Interview podcast and radio show

The New Yorker Radio Hour is a radio show and podcast produced by The New Yorker and WNYC Studios. It is hosted by David Remnick, who has been editor of The New Yorker since 1998. The first episode of The New Yorker Radio Hour debuted on October 24, 2015. The New Yorker Radio Hour is broadcast on more than 345 terrestrial radio stations, is also available on demand in a variety of ways.

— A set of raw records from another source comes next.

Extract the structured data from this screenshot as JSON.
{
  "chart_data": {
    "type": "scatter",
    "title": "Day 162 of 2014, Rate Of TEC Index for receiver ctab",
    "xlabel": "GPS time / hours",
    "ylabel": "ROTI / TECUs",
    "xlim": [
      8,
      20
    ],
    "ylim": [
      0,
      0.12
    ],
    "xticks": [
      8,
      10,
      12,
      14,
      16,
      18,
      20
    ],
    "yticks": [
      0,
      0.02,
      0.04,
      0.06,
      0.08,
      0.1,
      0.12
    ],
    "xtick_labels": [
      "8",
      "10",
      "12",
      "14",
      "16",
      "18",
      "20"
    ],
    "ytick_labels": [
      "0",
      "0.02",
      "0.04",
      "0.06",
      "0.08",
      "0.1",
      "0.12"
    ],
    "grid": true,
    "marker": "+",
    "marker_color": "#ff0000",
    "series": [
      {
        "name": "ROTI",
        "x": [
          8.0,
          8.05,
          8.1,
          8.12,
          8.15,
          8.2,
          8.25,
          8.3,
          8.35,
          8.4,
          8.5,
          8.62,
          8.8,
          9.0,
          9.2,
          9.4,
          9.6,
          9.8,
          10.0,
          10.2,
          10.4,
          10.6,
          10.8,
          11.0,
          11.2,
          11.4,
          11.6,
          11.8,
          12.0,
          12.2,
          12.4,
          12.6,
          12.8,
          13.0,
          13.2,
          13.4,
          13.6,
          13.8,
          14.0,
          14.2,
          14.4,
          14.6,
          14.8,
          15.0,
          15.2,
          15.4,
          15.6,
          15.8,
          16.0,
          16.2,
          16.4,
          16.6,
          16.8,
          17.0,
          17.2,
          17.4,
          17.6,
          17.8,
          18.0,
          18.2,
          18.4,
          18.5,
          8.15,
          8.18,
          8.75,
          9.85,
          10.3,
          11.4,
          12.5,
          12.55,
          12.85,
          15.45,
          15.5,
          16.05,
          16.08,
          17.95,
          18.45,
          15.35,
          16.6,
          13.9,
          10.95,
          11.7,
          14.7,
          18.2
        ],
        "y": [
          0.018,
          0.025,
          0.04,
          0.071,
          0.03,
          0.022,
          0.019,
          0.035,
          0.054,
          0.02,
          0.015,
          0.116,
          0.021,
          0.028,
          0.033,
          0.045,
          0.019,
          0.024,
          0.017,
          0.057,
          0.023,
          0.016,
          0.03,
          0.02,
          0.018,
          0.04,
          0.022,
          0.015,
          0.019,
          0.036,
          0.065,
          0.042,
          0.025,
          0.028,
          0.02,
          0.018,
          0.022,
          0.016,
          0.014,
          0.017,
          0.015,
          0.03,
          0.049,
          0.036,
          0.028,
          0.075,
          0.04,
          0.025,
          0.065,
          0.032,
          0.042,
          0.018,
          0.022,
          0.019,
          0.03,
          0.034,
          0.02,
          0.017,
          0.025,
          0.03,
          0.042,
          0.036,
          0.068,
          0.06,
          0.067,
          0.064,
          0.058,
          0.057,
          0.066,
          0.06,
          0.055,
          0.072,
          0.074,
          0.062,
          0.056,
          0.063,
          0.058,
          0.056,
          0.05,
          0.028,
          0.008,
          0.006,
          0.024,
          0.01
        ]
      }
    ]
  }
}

The weekly radio show and podcast features interviews with journalists and cartoonists from The New Yorker as well as interviews with artists, writers, comedians, filmmakers and other cultural figures. Past guests include Aziz Ansari, Sarah Koenig, Julián Castro, Larry David, Ta-Nehisi Coates, Gloria Steinem, and Amy Schumer.

== Format ==
As defined by host David Remnick, The New Yorker Radio Hour is "an hourlong program that is very much of The New Yorker, infused by its values, hosted by its writers and editors and artists, but also something unique, capacious, freewheeling". However, the podcast does not include New Yorker pieces read out loud and is not a reproduction of the magazine. Furthermore, according to Remnick, the depth of the interviews, variety, and daring of the interviews as well as the humor sets the podcast apart from the magazine.

While the podcast includes stories connected to the news, it is not a news program, but rather a show focused on interviews and personal narratives. It also features readings of short fiction, book excerpts and satirical or humorous monologues.

== History ==
Before creating The New Yorker Radio Hour, the magazine had several podcasts dedicated to a variety of topics including politics, culture, and fiction. The New Yorker Radio Hour is different in that it is distributed to public-radio stations around the country and is co-produced with WNYC Studios. On October 24, 2015, the show debuted on 26 stations around the United States.

The New Yorker Radio Hour began as a podcast on October 23, 2015. The first episode featured a conversation between host David Remnick and author Ta-Nehisi Coates; a personal story from The New Yorker staff writer Jill Lepore, and New Yorker cartoonists discussing the magazine’s cartoon-submission process.